K17 was another monocoque bodied motor cycle. Peter Hardy sent me a number of photos and a sketch by Tom Killeen showing the machine with a perspex canopy. According to C. Jackson, this actually existed and Tek occasionally drove it to work at Jensens, this was DUE 192K.


Clearly one example of this top heavy contraption was actually built, the one used by Tek. It was registered in Warwickshire in Aug'1971. The following photos, and doodle by Killeen, show what it looked like with rocket shaped body and ``stabilisers'' for parking use.

k17_doodle_small.jpg k17_side_small.jpg k17_rear_small.jpg

Even more bizarre is this photograph, a collage which Tom put together at some time. This is a pure flight of fantesy.


I later spoke with John McCartney who told me that this car appeared on the L.E.Velocette Owners' Club stand at the Motor Cycle Show in Stafford. In fact it had been photographed by Albert S. Bite on 9/8/2009 in Aldington. His photos are posted on Flickr at http://www.flickr.com/photos/albertsbite/4409416746/in/photostream/.

A note from the owner appeared on the vehicle as follows.

Killeen K17 Prototype.

Built as a prototype for inner city transport by designer Tom Killeen at Springbok Engineering in Sutton Coldfield in the late sixties. K17 uses racing car monocoque tub with Velocette Viceroy mechanical components. Stabilizers are lifted by vacuum.

Road tested by Bob Currie and featured in the ``Motor Cycle'' 1971.

If you have any further information on Killeen, his prototype vehicles or Springbok Engineering please phone me, Dave, on 01384 74691, please leave your number and I will return the call.
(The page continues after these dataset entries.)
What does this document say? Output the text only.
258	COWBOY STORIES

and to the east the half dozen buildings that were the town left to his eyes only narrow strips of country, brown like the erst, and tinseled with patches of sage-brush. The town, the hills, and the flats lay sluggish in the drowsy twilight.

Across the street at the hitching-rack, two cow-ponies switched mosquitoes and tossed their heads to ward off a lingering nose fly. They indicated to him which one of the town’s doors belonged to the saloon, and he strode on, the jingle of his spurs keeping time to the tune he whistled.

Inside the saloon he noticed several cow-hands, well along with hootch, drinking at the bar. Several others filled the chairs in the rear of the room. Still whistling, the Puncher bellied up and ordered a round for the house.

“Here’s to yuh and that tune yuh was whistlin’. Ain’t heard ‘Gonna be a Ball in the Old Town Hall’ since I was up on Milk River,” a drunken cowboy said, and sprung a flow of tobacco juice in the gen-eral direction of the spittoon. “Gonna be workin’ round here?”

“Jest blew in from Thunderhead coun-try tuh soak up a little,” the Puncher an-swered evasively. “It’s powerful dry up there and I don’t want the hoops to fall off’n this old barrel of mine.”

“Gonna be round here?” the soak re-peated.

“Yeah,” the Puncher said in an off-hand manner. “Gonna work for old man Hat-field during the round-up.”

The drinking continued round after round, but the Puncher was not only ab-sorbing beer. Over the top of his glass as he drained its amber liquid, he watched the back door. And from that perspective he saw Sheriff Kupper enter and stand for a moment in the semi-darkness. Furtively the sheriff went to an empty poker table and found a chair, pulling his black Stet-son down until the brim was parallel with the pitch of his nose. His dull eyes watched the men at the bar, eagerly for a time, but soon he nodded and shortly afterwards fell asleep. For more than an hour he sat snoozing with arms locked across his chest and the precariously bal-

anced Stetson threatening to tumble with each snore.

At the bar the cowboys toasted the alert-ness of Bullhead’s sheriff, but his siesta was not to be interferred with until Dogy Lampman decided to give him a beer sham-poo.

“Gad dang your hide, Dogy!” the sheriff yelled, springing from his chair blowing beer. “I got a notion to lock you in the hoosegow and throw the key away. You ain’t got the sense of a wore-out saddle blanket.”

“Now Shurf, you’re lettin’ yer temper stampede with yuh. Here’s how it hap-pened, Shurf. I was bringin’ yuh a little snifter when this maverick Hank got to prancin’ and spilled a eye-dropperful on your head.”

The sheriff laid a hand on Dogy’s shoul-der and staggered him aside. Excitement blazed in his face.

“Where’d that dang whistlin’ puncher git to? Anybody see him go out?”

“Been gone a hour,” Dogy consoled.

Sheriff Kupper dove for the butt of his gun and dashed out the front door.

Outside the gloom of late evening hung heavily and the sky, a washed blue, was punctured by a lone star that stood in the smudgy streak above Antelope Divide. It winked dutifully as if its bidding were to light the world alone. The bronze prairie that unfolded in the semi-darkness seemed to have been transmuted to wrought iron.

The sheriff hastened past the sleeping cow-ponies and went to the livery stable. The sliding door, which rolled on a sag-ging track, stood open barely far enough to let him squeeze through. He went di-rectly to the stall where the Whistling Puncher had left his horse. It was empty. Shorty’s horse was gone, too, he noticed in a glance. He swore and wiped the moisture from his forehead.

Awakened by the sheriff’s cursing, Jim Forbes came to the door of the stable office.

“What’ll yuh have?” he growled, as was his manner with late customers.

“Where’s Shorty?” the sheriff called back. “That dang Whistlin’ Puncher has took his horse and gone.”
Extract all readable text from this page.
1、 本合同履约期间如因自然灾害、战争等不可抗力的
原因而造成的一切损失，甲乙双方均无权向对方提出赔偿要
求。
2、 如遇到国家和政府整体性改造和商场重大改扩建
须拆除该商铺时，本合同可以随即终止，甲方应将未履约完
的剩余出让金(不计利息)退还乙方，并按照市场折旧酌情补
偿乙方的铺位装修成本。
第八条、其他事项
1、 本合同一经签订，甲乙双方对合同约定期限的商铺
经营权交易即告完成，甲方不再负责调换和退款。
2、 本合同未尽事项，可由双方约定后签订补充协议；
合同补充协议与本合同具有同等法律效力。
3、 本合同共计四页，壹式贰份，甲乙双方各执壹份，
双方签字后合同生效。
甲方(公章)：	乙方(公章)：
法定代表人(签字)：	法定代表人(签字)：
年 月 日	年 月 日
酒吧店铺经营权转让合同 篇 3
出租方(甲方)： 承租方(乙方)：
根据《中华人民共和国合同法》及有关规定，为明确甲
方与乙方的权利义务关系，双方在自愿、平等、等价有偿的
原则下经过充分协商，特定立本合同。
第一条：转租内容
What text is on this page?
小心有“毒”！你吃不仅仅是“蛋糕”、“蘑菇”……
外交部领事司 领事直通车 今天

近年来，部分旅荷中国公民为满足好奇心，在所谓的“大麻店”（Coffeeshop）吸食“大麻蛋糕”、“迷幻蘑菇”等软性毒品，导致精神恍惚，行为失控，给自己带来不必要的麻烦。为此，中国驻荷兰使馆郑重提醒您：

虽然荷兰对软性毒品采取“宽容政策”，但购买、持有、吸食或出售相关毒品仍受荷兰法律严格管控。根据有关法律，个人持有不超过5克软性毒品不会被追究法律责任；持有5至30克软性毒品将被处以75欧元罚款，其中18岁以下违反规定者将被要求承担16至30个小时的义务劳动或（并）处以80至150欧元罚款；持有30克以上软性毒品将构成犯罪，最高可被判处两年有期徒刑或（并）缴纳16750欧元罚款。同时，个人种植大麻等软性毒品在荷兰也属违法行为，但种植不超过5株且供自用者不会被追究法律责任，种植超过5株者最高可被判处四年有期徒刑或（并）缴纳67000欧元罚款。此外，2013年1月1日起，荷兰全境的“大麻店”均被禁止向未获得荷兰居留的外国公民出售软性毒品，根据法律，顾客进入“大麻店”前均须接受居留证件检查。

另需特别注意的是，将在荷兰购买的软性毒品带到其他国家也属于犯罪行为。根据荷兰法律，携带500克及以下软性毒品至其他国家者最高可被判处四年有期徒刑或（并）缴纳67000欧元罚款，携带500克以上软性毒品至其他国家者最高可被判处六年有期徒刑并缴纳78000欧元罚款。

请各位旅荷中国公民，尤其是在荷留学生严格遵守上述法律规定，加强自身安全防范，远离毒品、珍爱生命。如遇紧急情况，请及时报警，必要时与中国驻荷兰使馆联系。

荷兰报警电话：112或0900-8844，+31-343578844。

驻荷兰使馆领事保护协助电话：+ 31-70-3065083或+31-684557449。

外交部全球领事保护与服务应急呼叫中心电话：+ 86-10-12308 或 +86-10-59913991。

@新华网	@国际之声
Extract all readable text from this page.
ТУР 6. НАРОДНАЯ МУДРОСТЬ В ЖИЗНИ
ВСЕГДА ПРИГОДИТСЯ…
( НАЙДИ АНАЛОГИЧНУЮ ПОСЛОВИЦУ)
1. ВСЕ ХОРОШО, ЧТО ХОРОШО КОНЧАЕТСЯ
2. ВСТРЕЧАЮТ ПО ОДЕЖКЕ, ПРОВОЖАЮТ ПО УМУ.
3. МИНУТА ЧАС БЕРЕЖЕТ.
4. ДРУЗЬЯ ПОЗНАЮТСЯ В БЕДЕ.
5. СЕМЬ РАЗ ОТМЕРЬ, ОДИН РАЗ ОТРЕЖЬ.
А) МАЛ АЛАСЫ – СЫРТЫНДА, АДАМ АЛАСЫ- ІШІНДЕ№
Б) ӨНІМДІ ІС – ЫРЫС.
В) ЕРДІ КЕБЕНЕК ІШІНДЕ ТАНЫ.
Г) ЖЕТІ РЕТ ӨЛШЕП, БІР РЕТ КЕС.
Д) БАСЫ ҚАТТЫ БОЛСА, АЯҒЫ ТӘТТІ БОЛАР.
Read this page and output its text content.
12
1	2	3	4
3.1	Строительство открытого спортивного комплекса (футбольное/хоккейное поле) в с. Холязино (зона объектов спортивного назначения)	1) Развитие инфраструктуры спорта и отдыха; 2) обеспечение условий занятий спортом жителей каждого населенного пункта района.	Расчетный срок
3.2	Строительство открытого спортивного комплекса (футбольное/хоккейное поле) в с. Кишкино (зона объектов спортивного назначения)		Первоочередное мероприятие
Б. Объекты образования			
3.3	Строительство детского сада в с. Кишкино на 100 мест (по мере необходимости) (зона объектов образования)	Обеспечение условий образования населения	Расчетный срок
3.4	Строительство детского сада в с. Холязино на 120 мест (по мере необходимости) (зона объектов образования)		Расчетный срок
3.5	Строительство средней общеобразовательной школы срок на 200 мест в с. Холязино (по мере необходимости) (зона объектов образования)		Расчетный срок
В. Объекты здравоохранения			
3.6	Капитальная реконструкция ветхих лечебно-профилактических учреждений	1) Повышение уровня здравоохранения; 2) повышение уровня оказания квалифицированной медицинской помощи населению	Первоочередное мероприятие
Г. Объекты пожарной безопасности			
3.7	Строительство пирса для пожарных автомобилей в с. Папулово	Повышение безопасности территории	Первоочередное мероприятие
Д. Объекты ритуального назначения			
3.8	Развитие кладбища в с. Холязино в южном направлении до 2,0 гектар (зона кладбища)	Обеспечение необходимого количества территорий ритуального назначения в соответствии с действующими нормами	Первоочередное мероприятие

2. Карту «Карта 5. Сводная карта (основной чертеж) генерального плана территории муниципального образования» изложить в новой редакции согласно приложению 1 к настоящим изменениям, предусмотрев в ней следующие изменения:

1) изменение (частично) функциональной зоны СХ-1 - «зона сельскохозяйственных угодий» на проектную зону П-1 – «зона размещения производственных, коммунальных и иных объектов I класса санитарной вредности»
Albert notes: This "feet first" bike was designed and built by Tom Killeen, a former racing car designer from Sutton Coldfield in the 1970's. It was built in response to a 1967 Ministry of Transport document entitled "Cars for Cities".

It is powered by a 18bhp version of the Velocette Viceroy two stoke engine. The body is aluminium with fibreglass nose and tail sections.

The two "stabilizer" wheels would be retracted via a pneumatic mechanism once the bike was under way.

Another unusual feature is the headlamp which is mounted in the nose cone, facing upwards. The flush panel on top of the nose cone has an angled mirror on the underside and once this was raised the light would reflect forward.